Search Engine Rankings For Multiple But Unrelated Themes
BREAKING NEWS:
“Hey Duncan, Glenn Twiddle here. My question is this. If you rank really well for certain keywords, and your site kind of lends itself to being suitable for a variety of niches, say you are number one on Google for ‘real estate sales training’, and you wanted to also rank for ‘hypnosis training’ or something, does adding links out there in the world for keyword set number two, kind of ‘dilute’ your ranking for the first set of keywords where you’ve already succeeded? i.e, do you start drifting DOWN in the first set of rankings? Thanks mate look forward to hearing from you.” ~ Glenn Twiddle
Hi Glenn,
The short answer is “more than likely”.
If you’re already ranking well for the first “theme” (real estate sales training) then your search engine rankings are holding on their own merit.
Changing how Google views the website as an “entity as a whole” is going to shake things up. The extent of that shake up depends on how you structure things and how solid those rankings are in the first place.
If you start adding unrelated content then you’re going to see a pretty decent negative impact in ranking. If you do that then you’re diluting that overall theme relevancy, a factor that Google takes into consideration when deciding where your website ultimately ranks. The more unrelated content you add, the more the overall theme dilutes.

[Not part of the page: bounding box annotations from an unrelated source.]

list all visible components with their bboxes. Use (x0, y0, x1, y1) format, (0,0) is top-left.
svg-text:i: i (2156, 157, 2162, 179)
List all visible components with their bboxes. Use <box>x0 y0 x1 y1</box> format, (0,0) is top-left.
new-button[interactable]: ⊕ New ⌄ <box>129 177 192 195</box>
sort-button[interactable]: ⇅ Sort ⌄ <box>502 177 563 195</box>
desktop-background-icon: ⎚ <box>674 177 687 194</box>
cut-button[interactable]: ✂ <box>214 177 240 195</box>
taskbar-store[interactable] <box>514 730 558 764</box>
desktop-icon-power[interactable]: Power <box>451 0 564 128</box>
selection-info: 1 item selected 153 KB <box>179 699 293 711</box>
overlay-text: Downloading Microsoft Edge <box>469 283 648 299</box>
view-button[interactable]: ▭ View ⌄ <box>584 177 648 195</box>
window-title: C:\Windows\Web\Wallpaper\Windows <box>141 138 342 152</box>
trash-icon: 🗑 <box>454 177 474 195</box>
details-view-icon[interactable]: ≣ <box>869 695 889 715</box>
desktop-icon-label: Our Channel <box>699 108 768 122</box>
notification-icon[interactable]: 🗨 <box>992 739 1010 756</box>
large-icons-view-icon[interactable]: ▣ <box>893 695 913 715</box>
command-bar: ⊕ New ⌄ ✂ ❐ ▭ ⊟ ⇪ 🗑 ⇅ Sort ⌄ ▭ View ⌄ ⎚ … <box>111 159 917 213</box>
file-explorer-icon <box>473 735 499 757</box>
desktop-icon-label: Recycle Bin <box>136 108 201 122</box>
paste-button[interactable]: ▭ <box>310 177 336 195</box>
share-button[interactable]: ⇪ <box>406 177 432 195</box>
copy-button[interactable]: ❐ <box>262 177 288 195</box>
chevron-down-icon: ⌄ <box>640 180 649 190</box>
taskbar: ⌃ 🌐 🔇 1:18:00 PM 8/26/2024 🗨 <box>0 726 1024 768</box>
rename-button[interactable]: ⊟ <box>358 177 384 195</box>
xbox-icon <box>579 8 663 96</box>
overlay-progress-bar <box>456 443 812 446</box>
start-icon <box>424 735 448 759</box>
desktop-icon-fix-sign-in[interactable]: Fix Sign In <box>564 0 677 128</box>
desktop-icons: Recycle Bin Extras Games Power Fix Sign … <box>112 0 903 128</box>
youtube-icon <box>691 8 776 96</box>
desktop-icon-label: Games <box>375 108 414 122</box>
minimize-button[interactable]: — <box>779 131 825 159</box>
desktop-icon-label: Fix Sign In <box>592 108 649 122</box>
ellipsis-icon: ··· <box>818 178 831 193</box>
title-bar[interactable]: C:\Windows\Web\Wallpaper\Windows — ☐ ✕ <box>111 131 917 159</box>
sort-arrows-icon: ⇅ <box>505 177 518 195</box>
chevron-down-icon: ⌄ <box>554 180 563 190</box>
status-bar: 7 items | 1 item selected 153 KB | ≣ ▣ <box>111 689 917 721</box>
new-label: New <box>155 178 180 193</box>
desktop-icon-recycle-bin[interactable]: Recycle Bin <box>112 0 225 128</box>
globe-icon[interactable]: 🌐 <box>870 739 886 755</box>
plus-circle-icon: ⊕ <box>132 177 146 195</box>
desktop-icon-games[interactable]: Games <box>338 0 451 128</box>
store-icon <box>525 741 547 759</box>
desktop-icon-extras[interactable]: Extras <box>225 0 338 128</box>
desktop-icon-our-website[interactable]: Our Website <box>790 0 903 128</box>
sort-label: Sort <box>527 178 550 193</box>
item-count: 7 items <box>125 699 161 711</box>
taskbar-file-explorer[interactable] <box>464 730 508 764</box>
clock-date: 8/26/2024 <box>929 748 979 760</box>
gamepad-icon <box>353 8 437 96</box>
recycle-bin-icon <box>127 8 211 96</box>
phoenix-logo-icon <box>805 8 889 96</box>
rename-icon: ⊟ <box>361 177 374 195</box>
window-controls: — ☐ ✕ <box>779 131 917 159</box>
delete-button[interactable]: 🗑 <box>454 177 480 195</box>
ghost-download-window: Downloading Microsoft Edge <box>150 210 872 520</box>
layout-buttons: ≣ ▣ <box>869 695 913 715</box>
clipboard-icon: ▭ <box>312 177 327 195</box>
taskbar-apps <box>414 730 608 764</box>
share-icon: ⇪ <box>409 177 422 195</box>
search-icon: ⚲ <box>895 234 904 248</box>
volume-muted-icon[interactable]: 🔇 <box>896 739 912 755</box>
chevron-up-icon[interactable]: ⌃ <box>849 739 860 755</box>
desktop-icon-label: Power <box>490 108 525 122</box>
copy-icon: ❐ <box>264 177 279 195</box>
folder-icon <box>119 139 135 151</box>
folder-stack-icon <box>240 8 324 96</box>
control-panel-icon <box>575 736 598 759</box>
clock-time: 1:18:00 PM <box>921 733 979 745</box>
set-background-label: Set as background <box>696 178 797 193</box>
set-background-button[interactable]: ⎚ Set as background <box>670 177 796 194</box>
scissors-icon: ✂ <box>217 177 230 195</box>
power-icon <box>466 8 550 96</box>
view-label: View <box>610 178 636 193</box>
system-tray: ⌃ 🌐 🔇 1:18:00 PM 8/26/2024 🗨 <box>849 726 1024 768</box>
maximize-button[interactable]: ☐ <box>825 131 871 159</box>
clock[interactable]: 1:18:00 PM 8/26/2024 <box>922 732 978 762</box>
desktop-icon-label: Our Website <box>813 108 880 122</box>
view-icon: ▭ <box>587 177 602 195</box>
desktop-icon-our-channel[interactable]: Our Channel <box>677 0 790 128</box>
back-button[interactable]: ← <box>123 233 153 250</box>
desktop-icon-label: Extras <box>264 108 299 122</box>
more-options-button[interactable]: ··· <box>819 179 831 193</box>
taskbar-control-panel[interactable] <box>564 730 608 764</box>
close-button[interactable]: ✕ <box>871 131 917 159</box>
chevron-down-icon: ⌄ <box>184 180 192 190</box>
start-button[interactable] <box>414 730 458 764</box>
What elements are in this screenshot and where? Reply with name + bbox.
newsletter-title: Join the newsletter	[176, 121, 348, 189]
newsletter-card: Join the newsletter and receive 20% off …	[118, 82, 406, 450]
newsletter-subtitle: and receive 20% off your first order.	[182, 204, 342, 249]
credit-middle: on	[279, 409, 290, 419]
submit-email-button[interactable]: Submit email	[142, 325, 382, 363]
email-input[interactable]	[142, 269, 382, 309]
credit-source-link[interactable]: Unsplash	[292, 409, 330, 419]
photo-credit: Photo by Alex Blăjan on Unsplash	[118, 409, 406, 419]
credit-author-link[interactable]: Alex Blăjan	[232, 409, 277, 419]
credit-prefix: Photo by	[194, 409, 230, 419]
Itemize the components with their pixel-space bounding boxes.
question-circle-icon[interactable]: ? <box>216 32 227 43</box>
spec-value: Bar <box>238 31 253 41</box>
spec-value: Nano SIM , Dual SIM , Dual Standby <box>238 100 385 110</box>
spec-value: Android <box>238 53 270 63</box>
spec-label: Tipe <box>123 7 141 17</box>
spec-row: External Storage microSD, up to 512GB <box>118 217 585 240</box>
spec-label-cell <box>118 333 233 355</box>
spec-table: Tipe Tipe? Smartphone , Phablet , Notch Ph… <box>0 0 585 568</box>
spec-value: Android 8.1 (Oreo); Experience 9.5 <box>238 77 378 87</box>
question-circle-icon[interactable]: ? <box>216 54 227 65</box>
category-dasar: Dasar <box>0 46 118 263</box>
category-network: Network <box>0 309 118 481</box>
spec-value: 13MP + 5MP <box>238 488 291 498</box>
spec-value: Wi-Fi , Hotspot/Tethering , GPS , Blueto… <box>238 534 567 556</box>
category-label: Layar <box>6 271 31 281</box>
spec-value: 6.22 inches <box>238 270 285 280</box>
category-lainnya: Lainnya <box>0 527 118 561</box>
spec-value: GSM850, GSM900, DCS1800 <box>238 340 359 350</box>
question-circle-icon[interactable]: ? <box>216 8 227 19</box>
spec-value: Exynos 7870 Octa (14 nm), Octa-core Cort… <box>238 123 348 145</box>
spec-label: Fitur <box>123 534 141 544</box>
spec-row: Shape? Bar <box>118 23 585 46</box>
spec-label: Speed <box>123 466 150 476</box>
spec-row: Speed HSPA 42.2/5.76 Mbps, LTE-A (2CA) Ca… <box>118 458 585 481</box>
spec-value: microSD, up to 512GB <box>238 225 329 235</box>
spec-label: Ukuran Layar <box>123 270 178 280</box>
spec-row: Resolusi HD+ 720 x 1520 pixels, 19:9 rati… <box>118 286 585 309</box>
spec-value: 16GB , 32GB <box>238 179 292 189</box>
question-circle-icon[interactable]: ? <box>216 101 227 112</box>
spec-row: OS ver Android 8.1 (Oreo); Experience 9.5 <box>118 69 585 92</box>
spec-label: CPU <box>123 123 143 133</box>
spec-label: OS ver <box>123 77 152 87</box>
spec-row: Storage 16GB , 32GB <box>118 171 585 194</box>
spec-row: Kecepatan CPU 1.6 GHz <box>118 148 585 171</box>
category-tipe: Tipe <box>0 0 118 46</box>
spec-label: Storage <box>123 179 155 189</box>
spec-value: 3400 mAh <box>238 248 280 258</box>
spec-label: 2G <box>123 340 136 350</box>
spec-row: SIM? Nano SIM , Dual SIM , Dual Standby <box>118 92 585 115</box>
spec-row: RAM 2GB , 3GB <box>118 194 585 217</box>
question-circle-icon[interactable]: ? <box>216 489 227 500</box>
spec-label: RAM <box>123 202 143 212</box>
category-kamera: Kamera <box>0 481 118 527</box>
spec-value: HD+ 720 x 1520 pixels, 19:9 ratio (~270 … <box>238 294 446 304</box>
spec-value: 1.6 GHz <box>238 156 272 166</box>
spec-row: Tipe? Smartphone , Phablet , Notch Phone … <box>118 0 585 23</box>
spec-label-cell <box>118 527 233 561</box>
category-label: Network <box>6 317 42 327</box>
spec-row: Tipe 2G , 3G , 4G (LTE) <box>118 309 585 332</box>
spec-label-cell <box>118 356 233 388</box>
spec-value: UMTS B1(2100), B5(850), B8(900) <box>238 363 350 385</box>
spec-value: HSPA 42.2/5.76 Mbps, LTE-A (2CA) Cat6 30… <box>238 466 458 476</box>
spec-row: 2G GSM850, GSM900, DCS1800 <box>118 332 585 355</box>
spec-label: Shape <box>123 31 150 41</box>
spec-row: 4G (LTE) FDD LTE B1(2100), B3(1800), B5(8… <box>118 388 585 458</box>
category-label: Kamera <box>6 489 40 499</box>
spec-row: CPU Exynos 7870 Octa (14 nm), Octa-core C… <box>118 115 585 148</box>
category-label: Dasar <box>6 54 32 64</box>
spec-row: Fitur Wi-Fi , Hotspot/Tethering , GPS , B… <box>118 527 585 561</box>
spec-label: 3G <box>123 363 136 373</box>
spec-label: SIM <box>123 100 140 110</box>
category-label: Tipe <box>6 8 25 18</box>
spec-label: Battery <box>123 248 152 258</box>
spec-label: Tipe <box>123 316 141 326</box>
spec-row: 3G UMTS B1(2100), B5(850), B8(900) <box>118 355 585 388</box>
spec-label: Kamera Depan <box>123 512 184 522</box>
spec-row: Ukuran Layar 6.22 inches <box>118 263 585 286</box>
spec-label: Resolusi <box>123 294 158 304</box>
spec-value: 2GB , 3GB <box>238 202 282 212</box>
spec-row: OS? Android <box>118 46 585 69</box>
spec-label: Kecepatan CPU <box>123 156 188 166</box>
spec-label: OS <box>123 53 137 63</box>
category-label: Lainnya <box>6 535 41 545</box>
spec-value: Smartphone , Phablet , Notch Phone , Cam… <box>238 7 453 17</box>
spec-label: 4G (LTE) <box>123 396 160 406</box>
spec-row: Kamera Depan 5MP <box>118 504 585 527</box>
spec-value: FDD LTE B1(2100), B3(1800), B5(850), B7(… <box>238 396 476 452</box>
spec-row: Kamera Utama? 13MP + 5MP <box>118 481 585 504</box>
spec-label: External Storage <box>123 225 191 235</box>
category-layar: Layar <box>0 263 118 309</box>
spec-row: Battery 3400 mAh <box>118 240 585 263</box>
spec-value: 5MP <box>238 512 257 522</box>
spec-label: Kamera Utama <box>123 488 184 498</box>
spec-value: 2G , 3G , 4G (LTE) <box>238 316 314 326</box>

Of course, it would also confuse the heck out of your visitors as well.
So if you were to do this you would want to ensure you create two entirely different themed sections / major categories on the website and only place relevant content in each section. You would then only generate relevant incoming links to each section.
However there is the main issue in how you deal with your home page.
It’s already going to be themed around the first topic, and no doubt you would want to introduce visitors to the second topic which means linking to that content.
So this is where the biggest impact is likely to occur because essentially you’re splitting the theme relevancy of your website into two entirely different topics.
The impact of doing this isn’t so bad if they are very closely related (a logical subtopic or complimentary category of the first) but if they are totally unrelated things would have more impact. For example “hypnosis training” is totally unrelated to “real estate sales training”.
If you were to add “real estate marketing techniques” instead then you’re overall theme remains similar and the impact would be less to non existent.
The question here is why you would want to do this in the first place.
There is no real search engine optimization advantage for the new content / themed section.
I’m guessing that there might be some cross over in the interest of one niche audience to the other you have in mind. However at the end of the day you’d be much better off simply setting up a new website themed entirely around the second topic and linking one to the other – or simply cross marketing via your email lists etc.
This would ensure each website has its own tightly themed focus and it would protect the first asset that you’ve already worked hard to achieve good search engine rankings for.
The alternative would be to add a new sub-domain to your existing domain (and ensure the established websites home page remains the same), but at the end of the day an entirely new keyword rich and relevant domain name is only $8 and would look more professional.


This has definitely saved me some unnecesary pain and loss in income. Would having an in-text link on the homepage of an established site to a new website that are totally unrelated hurt as well?
No it wouldn’t hurt at all – it would help the new website particularly if targeted anchor text is used. However it would not help “as much as” an equivalent link from a website of the same or similar topic.